Performance Measures of Disks

  • Access time – the time it takes from when a read or write request is issued to when data transfer begins. - Seek time – time it takes to reposition the arm over the correct track. - Average seek time is 1/2 the worst case seek time. - Would be 1/3 if all tracks had the same number of sectors, and we ignore the time to start and stop arm movement - 4 to 10 milliseconds on typical disks - Rotational latency – time it takes for the sector to be accessed to appear under the head. - Average latency is 1/2 of the worst case latency. - 4 to 11 milliseconds on typical disks (5400 to 15000 r.p.m.)
  • Data-transfer rate – the rate at which data can be retrieved from or stored to the disk.
    • 25 to 100 MB per second max rate, lower for inner tracks
    • Multiple disks may share a controller, so rate that controller can handle is also important
      • E.g. SATA: 150 MB/sec, SATA-II 3Gb (300 MB/sec)
      • Ultra 320 SCSI: 320 MB/s, SAS (3 to 6 Gb/sec)
      • Fiber Channel (FC2Gb or 4Gb): 256 to 512 MB/s
  • Mean time to failure (MTTF) – the average time the disk is expected to run continuously without any failure.

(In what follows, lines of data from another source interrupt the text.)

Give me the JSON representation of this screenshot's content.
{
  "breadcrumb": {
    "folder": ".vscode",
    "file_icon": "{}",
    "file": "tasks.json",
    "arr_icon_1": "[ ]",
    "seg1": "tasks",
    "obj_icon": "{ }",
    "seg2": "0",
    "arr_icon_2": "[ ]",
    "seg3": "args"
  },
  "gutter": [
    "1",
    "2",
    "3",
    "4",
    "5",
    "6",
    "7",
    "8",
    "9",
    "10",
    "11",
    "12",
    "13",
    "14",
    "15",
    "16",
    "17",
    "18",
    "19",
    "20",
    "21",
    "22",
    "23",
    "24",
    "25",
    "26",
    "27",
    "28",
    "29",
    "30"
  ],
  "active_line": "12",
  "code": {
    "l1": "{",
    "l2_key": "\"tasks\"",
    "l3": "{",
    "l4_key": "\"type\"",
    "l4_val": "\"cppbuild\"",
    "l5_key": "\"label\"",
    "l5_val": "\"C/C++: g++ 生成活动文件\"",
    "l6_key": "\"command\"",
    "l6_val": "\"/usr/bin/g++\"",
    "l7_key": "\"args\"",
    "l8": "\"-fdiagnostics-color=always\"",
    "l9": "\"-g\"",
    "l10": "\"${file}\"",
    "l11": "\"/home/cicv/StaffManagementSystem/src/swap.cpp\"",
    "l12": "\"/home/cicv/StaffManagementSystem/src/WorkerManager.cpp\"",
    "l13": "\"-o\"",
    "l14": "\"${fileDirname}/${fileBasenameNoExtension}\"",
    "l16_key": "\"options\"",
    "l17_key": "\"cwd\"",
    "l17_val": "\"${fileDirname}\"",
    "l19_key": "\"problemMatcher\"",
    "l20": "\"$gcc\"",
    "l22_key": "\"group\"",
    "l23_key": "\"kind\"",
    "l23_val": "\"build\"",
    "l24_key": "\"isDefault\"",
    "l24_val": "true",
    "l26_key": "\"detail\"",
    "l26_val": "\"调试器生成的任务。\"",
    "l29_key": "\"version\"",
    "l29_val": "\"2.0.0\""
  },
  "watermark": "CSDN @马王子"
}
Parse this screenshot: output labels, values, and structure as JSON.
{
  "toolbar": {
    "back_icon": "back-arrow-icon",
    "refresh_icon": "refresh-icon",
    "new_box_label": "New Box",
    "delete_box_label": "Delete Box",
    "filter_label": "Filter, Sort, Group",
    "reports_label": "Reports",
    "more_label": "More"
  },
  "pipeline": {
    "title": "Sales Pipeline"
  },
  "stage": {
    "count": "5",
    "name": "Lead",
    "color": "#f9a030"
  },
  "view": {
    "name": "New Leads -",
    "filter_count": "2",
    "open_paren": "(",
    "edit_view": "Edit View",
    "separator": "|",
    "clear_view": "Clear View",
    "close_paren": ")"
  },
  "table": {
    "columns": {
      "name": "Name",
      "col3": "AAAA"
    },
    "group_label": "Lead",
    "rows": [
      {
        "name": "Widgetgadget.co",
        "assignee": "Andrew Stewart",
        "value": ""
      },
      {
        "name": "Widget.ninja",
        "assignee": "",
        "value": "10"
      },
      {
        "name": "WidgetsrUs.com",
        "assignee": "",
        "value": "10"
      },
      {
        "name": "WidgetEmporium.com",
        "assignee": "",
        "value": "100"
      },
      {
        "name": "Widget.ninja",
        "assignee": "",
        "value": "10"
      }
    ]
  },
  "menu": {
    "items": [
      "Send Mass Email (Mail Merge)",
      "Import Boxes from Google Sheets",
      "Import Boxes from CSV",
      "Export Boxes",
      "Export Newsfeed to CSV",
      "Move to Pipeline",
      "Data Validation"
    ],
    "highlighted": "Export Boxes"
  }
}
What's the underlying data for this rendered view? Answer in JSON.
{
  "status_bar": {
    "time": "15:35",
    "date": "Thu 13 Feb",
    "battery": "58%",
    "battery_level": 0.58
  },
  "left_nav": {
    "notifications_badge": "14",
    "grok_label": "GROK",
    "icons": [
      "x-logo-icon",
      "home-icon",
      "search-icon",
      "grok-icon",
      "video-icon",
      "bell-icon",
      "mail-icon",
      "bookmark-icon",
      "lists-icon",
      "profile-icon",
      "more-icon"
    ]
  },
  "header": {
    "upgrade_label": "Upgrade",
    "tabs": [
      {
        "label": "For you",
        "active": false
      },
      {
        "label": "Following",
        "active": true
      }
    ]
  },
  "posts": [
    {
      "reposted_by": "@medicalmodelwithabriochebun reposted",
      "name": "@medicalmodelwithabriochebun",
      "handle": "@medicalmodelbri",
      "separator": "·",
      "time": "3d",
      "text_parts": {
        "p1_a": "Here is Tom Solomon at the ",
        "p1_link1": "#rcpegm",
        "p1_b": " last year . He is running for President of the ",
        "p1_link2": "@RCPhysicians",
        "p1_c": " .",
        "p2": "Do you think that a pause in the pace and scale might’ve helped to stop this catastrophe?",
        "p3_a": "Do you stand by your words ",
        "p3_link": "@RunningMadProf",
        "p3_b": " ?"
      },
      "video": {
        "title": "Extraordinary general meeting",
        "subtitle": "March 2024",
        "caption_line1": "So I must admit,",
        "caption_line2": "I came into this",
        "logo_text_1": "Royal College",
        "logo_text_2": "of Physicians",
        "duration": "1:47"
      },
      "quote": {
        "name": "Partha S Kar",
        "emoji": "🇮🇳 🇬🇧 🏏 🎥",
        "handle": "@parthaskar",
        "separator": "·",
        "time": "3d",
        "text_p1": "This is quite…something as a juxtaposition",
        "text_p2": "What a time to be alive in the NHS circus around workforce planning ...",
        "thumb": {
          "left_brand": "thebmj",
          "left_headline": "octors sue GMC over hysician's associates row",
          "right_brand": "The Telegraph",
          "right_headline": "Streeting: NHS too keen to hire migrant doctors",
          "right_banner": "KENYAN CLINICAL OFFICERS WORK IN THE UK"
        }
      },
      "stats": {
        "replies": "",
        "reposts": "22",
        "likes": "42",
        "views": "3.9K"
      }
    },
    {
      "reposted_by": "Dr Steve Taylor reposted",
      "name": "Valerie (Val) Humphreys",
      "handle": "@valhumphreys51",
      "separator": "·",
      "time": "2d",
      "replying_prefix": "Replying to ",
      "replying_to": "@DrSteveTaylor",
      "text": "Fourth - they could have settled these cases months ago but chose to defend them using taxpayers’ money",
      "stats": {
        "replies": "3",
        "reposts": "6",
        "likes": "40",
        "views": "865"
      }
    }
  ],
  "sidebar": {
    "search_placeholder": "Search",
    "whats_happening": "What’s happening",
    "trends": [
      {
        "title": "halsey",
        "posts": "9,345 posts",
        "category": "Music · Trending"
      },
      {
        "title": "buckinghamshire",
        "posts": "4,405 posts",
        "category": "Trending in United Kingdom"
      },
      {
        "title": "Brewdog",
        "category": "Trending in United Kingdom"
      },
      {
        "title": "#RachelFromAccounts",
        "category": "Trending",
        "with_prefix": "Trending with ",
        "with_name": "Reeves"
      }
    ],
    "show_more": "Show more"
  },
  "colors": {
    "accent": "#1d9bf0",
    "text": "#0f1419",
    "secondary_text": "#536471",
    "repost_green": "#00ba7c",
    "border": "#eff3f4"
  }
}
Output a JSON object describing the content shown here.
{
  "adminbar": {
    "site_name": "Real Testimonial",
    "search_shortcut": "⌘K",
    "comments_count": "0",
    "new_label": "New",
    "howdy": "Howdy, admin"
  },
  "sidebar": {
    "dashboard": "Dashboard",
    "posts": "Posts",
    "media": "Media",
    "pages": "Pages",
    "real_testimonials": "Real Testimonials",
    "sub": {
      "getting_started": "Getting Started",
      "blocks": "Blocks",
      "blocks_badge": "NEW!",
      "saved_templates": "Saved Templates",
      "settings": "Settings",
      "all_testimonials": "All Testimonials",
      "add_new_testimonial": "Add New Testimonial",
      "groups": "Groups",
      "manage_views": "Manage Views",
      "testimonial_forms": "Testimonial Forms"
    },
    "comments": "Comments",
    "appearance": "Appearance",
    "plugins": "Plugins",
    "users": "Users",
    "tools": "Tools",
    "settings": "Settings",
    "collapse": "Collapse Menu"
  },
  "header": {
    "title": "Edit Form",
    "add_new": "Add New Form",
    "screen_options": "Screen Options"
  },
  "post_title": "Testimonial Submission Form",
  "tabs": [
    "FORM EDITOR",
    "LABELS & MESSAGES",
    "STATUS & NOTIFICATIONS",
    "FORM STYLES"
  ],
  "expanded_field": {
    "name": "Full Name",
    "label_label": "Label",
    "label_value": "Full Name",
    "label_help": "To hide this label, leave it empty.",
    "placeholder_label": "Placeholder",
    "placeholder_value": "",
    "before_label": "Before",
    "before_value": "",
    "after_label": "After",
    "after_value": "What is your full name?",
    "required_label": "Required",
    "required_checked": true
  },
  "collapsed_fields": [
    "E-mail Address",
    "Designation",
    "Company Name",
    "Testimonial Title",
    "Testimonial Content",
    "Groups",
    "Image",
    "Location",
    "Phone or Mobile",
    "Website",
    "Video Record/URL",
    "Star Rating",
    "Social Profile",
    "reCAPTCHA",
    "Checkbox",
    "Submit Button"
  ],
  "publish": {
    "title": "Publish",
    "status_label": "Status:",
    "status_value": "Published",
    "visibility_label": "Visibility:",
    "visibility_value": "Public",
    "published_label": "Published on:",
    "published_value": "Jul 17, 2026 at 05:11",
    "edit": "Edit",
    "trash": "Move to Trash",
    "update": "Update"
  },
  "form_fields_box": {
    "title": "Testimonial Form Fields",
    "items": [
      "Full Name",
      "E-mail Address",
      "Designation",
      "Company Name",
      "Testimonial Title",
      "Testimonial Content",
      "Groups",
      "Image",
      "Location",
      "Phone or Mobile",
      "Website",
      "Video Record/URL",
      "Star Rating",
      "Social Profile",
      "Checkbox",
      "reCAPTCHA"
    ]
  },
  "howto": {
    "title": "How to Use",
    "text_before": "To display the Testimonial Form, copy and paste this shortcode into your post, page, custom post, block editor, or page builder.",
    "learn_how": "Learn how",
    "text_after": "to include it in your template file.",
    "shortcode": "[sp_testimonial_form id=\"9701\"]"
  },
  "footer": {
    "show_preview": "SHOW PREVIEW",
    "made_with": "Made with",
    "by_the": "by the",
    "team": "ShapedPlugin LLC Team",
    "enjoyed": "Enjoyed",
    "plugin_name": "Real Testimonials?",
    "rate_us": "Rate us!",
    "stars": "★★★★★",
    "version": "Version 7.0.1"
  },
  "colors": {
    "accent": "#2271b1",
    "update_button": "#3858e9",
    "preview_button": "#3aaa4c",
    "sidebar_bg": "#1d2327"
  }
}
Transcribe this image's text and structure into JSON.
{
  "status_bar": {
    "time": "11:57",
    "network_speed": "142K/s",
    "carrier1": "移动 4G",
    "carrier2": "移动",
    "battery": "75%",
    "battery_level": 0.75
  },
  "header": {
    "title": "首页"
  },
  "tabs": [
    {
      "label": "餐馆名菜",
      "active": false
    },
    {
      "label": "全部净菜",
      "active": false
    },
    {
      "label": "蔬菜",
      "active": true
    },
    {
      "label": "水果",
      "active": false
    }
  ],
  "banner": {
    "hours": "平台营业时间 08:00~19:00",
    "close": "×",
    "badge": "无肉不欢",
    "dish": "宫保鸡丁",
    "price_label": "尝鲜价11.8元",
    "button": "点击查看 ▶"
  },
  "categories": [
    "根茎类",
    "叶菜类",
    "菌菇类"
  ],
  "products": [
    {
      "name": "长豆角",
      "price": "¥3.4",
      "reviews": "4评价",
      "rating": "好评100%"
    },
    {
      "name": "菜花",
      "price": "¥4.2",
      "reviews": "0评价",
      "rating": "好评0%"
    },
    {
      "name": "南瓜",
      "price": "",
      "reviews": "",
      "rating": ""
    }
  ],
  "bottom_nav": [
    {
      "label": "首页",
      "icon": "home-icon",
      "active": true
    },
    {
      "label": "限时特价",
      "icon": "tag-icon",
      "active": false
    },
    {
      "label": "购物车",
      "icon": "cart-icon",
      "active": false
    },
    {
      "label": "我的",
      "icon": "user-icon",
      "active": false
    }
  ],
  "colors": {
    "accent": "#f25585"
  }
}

Redundant Array of Independent Disks (RAID)

  • RAID is a technology that uses multiple physical disk drives to protect data from a single disk failure.
  • The purpose of RAID is to ensure that at the time of failure, there should be one copy of data which should be available for immediate use.
  • RAID levels define the use of disk arrays. RAID levels
  • RAID 0
  • RAID 1
  • RAID 2
  • RAID 3
  • RAID 4
  • RAID 5
  • RAID 6

RAID 0

  • RAID 0 consists of striping, but no mirroring or parity, but no redundancy of data. It offers the best performance, but no fault tolerance.
  • In this level, a striped array of disks is implemented. The data is broken down into blocks and the blocks are distributed among disks.
  • Block “1, 2” forms a stripe.
  • Each disk receives a block of data to write/read in parallel.
  • Reliability: there is no duplication of data. Hence, a block once lost cannot be recovered.